Menurut salah satu informan, hidup sebagai ibu tunggal tidak bisa dijalani sendirian. “Kalau sendiri ya berat. Tapi karena bareng-bareng, jadi ringan,” tuturnya.
Modal sosial inilah yang menjadi strategi utama resiliensi finansial ibu tunggal di Kampung Janda.
Bertahan Hidup di Tengah Stigma dan Trauma
Di balik kekompakan sosial, stigma terhadap status janda tetap dirasakan. Beberapa ibu tunggal mengalami luka batin mendalam akibat ditinggal suami, terutama dalam kasus perselingkuhan.
“Sakit itu ada. Ditipu, ditinggal, ketemu suaminya sama istri barunya bawa anak, itu sakit sekali,” ungkap salah satu informan.
Pengalaman tersebut membuat sebagian ibu tunggal memilih untuk tidak menikah lagi. Keputusan ini bukan semata karena trauma, tetapi juga keinginan untuk fokus membesarkan anak. “Cukuplah hidup sama anak. Cukup ga cukup dicukup-cukupkan,” ujar seorang ibu tunggal.

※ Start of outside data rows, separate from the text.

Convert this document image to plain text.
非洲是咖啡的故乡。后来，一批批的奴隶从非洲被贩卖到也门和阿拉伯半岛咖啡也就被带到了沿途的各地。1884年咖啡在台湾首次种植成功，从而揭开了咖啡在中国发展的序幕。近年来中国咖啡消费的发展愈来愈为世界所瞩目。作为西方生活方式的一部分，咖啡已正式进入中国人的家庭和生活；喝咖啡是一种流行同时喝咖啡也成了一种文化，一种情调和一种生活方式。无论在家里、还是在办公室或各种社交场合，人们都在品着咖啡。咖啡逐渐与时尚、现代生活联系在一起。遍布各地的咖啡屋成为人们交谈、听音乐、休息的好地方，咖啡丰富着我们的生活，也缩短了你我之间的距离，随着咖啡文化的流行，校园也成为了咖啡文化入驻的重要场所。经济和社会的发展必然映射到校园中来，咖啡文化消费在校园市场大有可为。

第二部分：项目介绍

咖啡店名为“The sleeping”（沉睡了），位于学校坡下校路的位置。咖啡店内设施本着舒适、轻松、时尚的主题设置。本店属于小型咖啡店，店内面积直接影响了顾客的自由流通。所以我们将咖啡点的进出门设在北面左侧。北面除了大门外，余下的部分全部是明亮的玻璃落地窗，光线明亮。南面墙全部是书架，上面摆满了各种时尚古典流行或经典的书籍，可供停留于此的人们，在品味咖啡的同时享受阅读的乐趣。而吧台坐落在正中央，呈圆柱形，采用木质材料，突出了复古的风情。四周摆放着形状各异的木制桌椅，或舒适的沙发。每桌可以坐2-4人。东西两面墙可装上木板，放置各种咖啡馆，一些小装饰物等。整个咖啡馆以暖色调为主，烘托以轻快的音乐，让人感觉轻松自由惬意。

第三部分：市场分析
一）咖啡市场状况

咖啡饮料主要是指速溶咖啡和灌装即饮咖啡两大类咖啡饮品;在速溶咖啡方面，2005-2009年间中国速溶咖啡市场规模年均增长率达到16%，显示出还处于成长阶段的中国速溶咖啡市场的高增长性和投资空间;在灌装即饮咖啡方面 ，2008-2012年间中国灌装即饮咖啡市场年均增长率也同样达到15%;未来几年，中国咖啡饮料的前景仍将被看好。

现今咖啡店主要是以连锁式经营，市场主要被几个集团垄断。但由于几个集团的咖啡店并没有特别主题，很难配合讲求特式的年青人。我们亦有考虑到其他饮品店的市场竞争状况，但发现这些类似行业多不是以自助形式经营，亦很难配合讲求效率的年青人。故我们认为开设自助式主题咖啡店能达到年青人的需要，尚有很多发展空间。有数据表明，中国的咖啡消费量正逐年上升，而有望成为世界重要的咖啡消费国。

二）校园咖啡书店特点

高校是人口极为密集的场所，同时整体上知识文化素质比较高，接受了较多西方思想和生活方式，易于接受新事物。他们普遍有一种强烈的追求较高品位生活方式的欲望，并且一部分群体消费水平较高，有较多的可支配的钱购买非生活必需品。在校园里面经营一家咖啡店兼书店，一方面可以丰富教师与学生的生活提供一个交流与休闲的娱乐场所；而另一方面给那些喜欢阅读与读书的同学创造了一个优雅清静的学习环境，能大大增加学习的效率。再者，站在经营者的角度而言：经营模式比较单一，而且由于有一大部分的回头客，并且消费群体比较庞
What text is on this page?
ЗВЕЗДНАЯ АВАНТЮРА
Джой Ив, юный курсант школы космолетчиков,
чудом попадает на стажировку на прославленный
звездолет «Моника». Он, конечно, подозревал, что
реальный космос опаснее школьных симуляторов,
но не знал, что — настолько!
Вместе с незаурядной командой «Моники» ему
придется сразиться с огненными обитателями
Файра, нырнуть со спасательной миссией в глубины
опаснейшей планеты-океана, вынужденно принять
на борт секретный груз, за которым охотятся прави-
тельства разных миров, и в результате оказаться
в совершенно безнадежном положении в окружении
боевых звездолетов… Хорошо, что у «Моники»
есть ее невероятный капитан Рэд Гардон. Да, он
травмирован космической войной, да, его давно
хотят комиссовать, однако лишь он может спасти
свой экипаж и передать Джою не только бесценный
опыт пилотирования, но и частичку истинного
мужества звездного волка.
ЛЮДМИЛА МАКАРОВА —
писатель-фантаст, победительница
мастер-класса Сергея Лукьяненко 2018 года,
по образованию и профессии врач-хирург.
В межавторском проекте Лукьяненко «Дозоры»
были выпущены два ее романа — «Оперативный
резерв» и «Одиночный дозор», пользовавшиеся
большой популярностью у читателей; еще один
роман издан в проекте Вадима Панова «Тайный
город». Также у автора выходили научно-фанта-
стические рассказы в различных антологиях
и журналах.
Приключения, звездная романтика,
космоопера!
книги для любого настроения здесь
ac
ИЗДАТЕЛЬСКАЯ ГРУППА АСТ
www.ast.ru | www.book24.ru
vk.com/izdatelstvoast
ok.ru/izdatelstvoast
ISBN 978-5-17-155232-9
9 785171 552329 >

Meski demikian, dalam kehidupan sosial desa, para ibu tunggal tetap aktif dan diterima. Mereka mengikuti kegiatan dasawisma, pengajian, hingga kerja bakti. Status janda tidak menjadi penghalang untuk berpartisipasi penuh dalam kehidupan kampung.
Menilik Ulang Cara Bertahan Hidup
Pengalaman ibu tunggal di Kampung Janda menunjukkan bahwa bertahan hidup tidak selalu identik dengan kestabilan ekonomi atau kepemilikan aset. Di Kalangbangi Wetan, bertahan hidup dimaknai sebagai kemampuan untuk terus bekerja meski penghasilan tidak menentu, menjaga keberlangsungan keluarga melalui solidaritas sosial, serta mengambil keputusan hidup yang dianggap paling aman bagi diri dan anak.
Kampung Janda Gunungkidul dengan demikian tidak hanya merepresentasikan stigma sosial, tetapi juga memperlihatkan praktik nyata ketahanan hidup perempuan desa.